Small businesses are, without argument, the driving force behind this industry. The Small Business Administration reports that no less than 92 percent of construction firms in this country have less than 20 workers. The industry has been good for small firms too. Despite 2009's real estate collapse, six of the 10 fastest-growing industries here are tied to construction and include firms doing everything from contracting and carpentry to architectural services and real estate sales.
But it's a tough business with a high failure rate. Only 36 percent of firms in this industry survive after five years, according to research on start-ups around the country. And those survivors can at best hope to see a net profit (before taxes) of about five percent. "Man, I should have never have listened to my dad when he told me to get into the construction business," one 50-year-old client recently told me.
But will this change? We're hearing a lot about the Trump administration's plans for significant spending on infrastructure over the next few years–$1 trillion in spending has been promised. The plan remains short on details, relies primarily on tax credits to private industry and would need congressional approval. But say everything falls into place. Does this mean good times are ahead for the small firms in this industry?
Unfortunately, I don't think so. At least not in the short term. Of course, some will prosper. But for most, the construction business, regardless of any new infrastructure spending initiatives, will continue to be a challenging area for small businesses to make money–and for these reasons.

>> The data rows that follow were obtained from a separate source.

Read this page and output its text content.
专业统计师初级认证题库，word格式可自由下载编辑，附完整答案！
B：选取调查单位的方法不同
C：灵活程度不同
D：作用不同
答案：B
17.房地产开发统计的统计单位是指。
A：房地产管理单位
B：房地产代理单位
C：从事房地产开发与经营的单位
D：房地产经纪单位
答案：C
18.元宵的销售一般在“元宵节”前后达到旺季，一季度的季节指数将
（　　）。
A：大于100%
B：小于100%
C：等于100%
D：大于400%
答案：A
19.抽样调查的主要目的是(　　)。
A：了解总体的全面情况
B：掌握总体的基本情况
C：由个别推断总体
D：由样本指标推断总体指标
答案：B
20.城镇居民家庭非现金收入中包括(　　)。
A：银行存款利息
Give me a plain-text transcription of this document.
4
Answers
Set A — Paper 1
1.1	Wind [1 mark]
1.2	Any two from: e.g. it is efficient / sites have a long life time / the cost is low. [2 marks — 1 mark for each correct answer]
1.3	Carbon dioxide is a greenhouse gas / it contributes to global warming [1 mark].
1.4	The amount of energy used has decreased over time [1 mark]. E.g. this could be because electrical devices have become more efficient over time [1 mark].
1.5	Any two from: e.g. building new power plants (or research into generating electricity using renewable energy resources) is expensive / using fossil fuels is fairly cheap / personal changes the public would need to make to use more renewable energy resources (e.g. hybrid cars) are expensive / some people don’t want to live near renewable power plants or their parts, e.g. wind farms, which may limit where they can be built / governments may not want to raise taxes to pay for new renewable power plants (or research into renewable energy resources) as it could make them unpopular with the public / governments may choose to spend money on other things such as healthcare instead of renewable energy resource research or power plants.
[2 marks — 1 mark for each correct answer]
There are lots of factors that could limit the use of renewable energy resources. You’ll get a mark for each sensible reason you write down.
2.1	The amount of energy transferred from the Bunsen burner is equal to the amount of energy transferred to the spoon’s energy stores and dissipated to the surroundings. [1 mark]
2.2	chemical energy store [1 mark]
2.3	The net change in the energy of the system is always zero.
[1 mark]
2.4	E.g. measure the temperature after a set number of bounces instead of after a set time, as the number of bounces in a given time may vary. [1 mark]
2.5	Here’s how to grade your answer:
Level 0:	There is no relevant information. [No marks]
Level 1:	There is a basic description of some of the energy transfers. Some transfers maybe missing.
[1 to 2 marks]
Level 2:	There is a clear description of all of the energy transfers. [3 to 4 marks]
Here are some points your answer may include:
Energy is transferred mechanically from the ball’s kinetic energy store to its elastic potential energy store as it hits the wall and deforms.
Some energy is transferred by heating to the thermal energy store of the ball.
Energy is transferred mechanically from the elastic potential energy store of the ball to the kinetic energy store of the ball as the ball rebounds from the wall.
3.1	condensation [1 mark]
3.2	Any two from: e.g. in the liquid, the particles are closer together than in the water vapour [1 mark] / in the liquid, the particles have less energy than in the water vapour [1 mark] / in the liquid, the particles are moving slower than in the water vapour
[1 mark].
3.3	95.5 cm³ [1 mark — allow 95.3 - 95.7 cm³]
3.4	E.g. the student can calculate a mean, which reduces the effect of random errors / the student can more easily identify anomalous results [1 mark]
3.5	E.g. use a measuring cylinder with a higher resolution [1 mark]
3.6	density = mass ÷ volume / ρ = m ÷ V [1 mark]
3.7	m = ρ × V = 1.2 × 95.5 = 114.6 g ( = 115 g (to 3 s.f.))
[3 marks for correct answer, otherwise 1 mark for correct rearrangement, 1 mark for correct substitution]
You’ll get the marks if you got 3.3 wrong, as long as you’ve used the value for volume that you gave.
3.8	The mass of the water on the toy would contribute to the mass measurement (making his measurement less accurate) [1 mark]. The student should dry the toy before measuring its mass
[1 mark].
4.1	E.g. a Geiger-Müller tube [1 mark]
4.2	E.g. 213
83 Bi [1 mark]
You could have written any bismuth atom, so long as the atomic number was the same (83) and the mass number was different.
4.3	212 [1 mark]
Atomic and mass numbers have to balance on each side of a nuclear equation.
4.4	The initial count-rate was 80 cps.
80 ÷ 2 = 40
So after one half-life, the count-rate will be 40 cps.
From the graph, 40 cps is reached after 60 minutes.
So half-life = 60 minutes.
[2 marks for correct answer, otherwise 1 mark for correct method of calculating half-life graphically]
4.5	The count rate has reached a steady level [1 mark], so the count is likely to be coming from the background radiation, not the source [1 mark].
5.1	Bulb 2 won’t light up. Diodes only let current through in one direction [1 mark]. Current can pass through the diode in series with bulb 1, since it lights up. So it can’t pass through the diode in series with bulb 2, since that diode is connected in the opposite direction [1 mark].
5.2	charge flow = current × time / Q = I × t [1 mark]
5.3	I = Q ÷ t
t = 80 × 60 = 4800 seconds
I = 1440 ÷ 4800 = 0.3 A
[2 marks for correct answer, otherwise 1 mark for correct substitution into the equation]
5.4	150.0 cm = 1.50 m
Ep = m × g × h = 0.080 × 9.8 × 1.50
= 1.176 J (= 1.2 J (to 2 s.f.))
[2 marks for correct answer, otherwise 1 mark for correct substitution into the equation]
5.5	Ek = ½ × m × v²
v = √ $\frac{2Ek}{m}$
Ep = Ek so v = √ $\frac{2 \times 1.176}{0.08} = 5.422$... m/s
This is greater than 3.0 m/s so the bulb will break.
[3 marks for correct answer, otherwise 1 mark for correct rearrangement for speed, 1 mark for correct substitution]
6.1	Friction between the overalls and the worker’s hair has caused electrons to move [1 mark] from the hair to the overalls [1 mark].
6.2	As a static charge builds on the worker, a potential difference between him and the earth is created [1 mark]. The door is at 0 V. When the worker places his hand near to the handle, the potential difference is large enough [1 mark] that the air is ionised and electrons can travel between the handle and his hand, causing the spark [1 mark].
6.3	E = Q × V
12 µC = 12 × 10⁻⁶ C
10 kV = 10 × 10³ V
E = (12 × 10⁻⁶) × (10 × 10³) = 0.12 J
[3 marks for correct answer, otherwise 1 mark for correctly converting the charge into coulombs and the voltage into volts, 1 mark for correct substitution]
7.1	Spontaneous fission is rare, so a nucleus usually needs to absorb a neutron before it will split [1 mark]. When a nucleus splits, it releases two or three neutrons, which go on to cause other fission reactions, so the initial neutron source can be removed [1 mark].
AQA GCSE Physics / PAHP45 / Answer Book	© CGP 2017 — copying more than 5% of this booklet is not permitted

Both millennials and boomers are getting in the way of new construction.
Millennials are continuing their migration to the cities and their income levels are still not growing significantly. As a result, we've seen a proliferation not of new homes in the suburbs but new downtown high rises for renters. In the meantime, the boomer generation – with the help of the healthcare industry – is living longer and better than any generation before it and, instead of uprooting their lives many are choosing to stay in the homes they purchased decades ago. These two trends have contributed to less homebuilding (and higher real estate prices) which means less work for construction-related companies.
Anti-immigration sentiment will affect both demand and costs.
No one's certain if that wall will ever be built. But most agree that there's a stronger-than-ever anti-immigrant sentiment here. A trend towards curtailing immigration in the United States means that an entire population of customers whose dreams of owning a home here will be less than ever before, meaning slower demand for new construction. Compounding this revenue problem are cost pressures brought on by less immigrant workers available to do lower skilled construction jobs which is already causing a shortage of experienced employees in the industry and driving up the costs for construction companies who need bodies.
Higher interest rates and less government support will inhibit home ownership.
As the economy has continued its growth, it is a foregone conclusion that the Fed will increase interest rates shortly and will likely plan additional increases throughout 2017. Higher rates mean more costlier finance which means less incentives to buy new homes in lieu of renting. Also, the Trump administration's pick for Treasury Secretary, Steven Mnuchin, has expressed his desire for the government to spin off both the Federal National Mortgage Association (or Fannie Mae) and the Federal Home Loan Mortgage Corp. (or Freddie Mac), to the private sector–a move supported by some in the Republican-led Congress. While relieving the government of a controversial and long held economic burden, such action may make it harder for some to get much-needed loans to purchase a new home.
Government spending on infrastructure will benefit a minority of firms.
The backbone of the Trump administration's plan to fund its infrastructure investments is offering tax credits to "any corporation that invests in public infrastructure." That means big firms with deep pockets, strong relationships with large financiers and government approvals to do the work. Sure, some smaller firms will indirectly benefit from sub-contracted services but it will be the Bechtels, Fluors and Turners who will likely benefit the most. Regardless, as anyone in the construction industry can tell you, there's a long way between project approval and money actually changing hands so at best the flow of most work likely won't be seen until well after 2017. This is why The American Road & Transportation Builders Association is calling for transportation construction and "related market activity" to grow just 1.3 percent next year, with most of the increase expected to come from the private sector.
There are some bright sides for smaller firms in the industry.
For example, construction activity in certain regions (Texas, Florida, parts of California) are projected to be better than others. But I'm keeping an eye on a trend towards more "social infrastructure" projects. The American Institute of Architects is pushing for more spending on the country's crumbling infrastructure of public buildings, government offices, schools and libraries that need better air quality, lighting, systems and accessibility. Russ Davidson, the president of the organization recently held a "Build America" summit to promote this initiative with the hopes of diverting some of the government's spending on roads and bridges.
"It's all about improving the health of the country," he said.
As the leader of an organization of almost 9,000 smaller firms, I'm sure he's also hoping to improve the health of his industry too.